The Senate Judiciary Committee chair said late Friday that Christine Blasey Ford would be given one more day to decide if she will agree to the terms for her to testify about allegations that she was sexually assaulted decades ago by Supreme Court nominee Brett Kavanaugh.
Ford has previously said she would testify publicly on the matter, but asked for several conditions to be met. Senators said three in particular were not possible, and committee chair Chuck Grassley said earlier Friday she must decide by 10 p.m. ET if she would testify.
If she agreed, Grassley said the committee would postpone the vote to hear Ford and Kavanaugh testify on Wednesday. If Ford decided not to testify or the committee didn't hear from her attorney, he said, the vote would go ahead Monday morning as it was scheduled.
“We cannot continue to delay,” he said in a statement.
Shortly before 10 p.m., an attorney for Ford released a letter asking the Senate to give her client one more day to consider. Since coming forward, Ford has faced death threats and other harassment, forcing her to leave her home.
“The 10:00 p.m. deadline is arbitrary,” attorney Debra Katz wrote. “Its sole purpose is to bully Dr. Ford and deprive her of the ability to make a considered decision that has life-altering implications for her and her family.”
Katz added that Grassley and other senators knew that Ford would need until Saturday to get back to them. The Palo Alto University professor had spent several hours meeting with the FBI on Friday to discuss the death threats, Katz said, and she still needed to consider her response to the Senate committee.
“The imposition of aggressive and artificial deadlines regarding the date and conditions of any hearing has created tremendous and unwarranted anxiety and stress on Dr. Ford,” Katz wrote. “Your cavalier treatment of a sexual assault survivor who has been doing her best to cooperate with the Committee is completely inappropriate.”
Grassley later responded on Twitter that the Senate committee had previously granted Ford extensions and would agree to an additional day in order for her to decide.
Ford and her attorney had asked for several conditions to be met, citing her safety and the fairness of the hearing. Ford asked that Kavanaugh not be in the room while she was there, and that only one camera be in the room. She asked for senators to receive equal time to ask questions, and that they ask their questions personally.
On Friday, the committee said no rule bound senators to ask questions in a hearing, and they declined to meet her request.
“We reserve the option to have female staff attorneys, who are sensitive to the particulars of Dr. Ford’s allegations and are experienced investigators, question both witnesses,” a committee letter said. “We believe this will allow for informed questioning, will generate the most insightful testimony, and will help de-politicize the hearing.”
Ford has also asked the committee to subpoena Mark Judge, a friend of Kavanaugh's who was in the room at the time of the alleged attack. Judge has said the incident never took place, and he has declined to testify.

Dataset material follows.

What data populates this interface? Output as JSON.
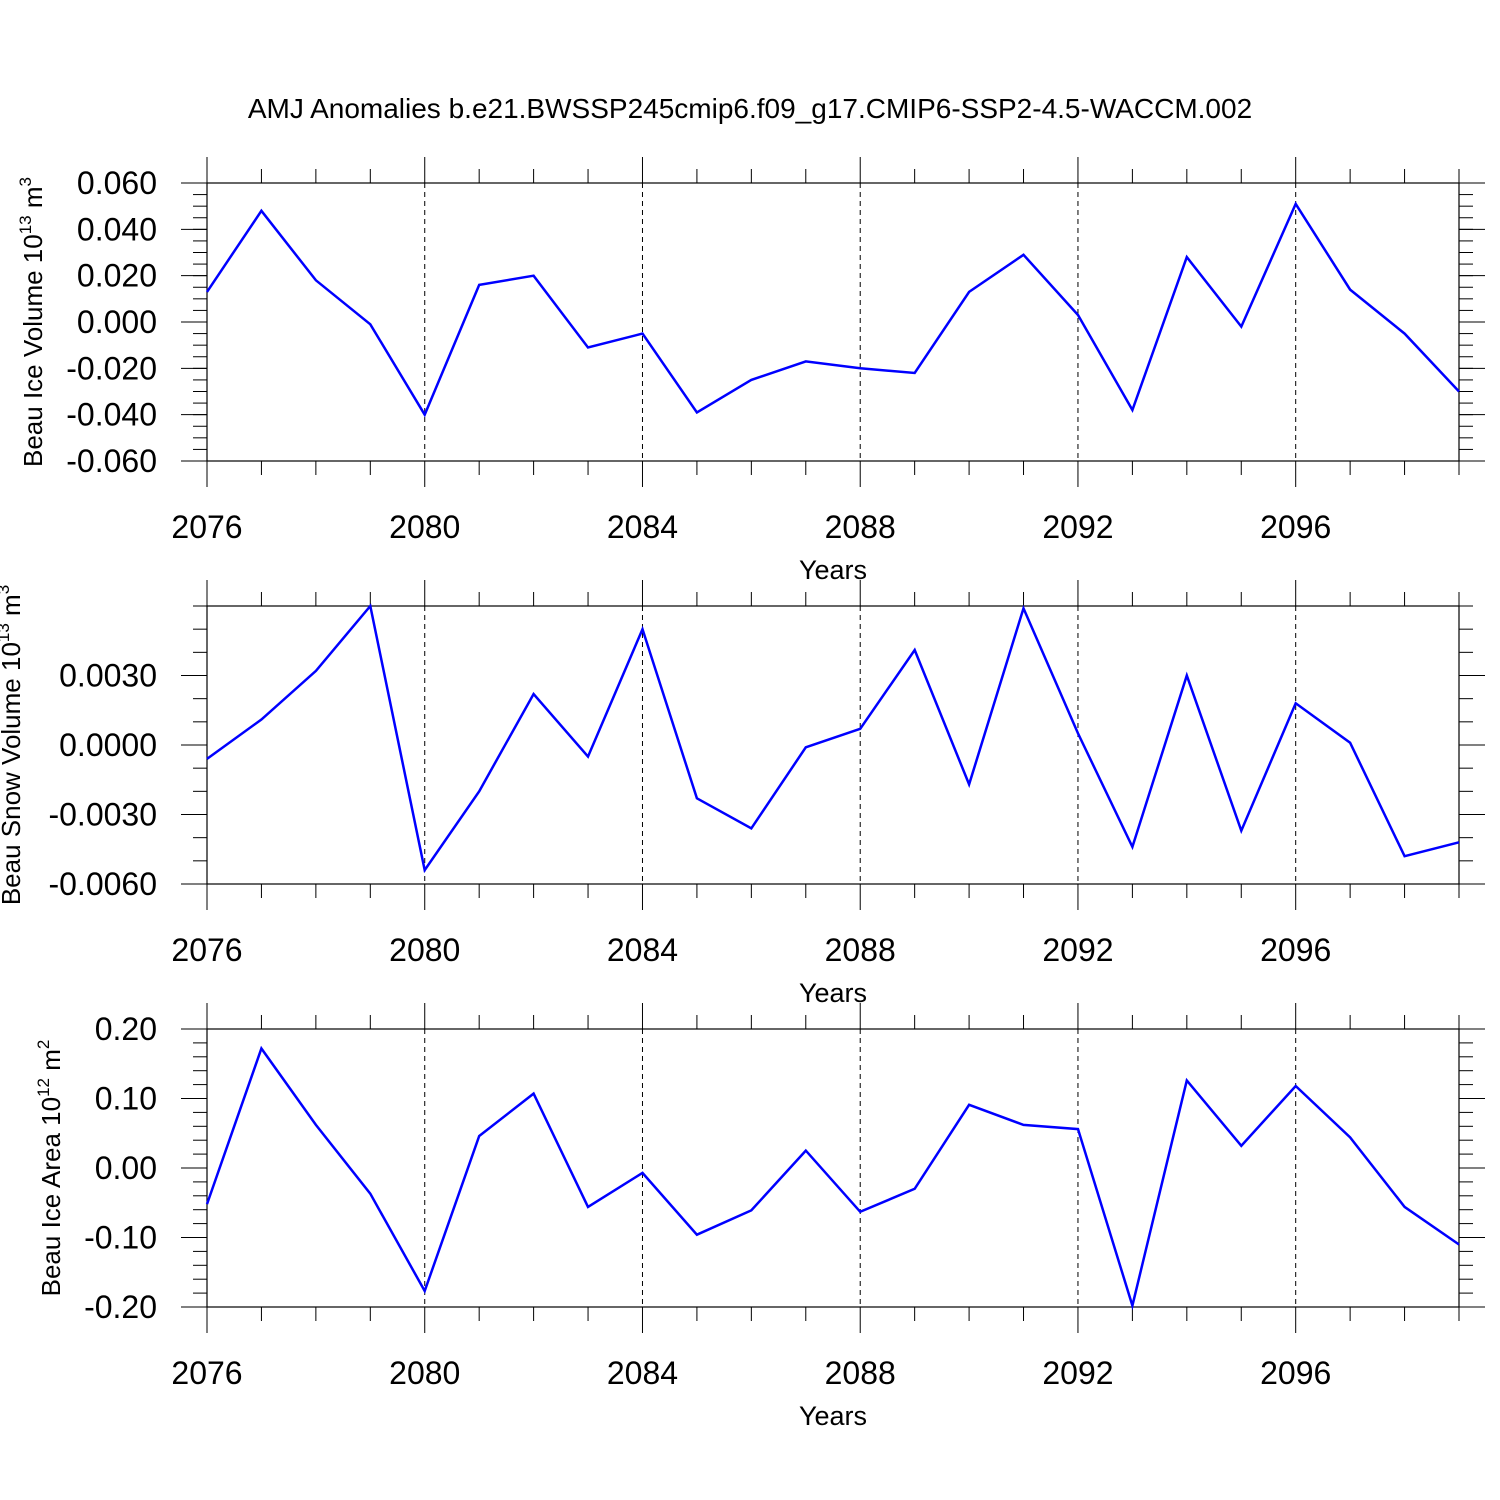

Senators said they wouldn't take that kind of direction from Ford.
“The Committee is unable to accommodate this demand. The Committee does not take subpoena requests from witnesses as a condition of their testimony,” the letter said.
Ford also asked that Kavanaugh testify first, allowing her to speak second.
That would also not be possible, the committee responded.
“Accommodating this demand would be an affront to fundamental notions of due process,” their letter said. “In the United States, an individual accused of a crime is entitled to a presumption of innocence. And, further, the accused has the right to respond to allegations that are made about him.”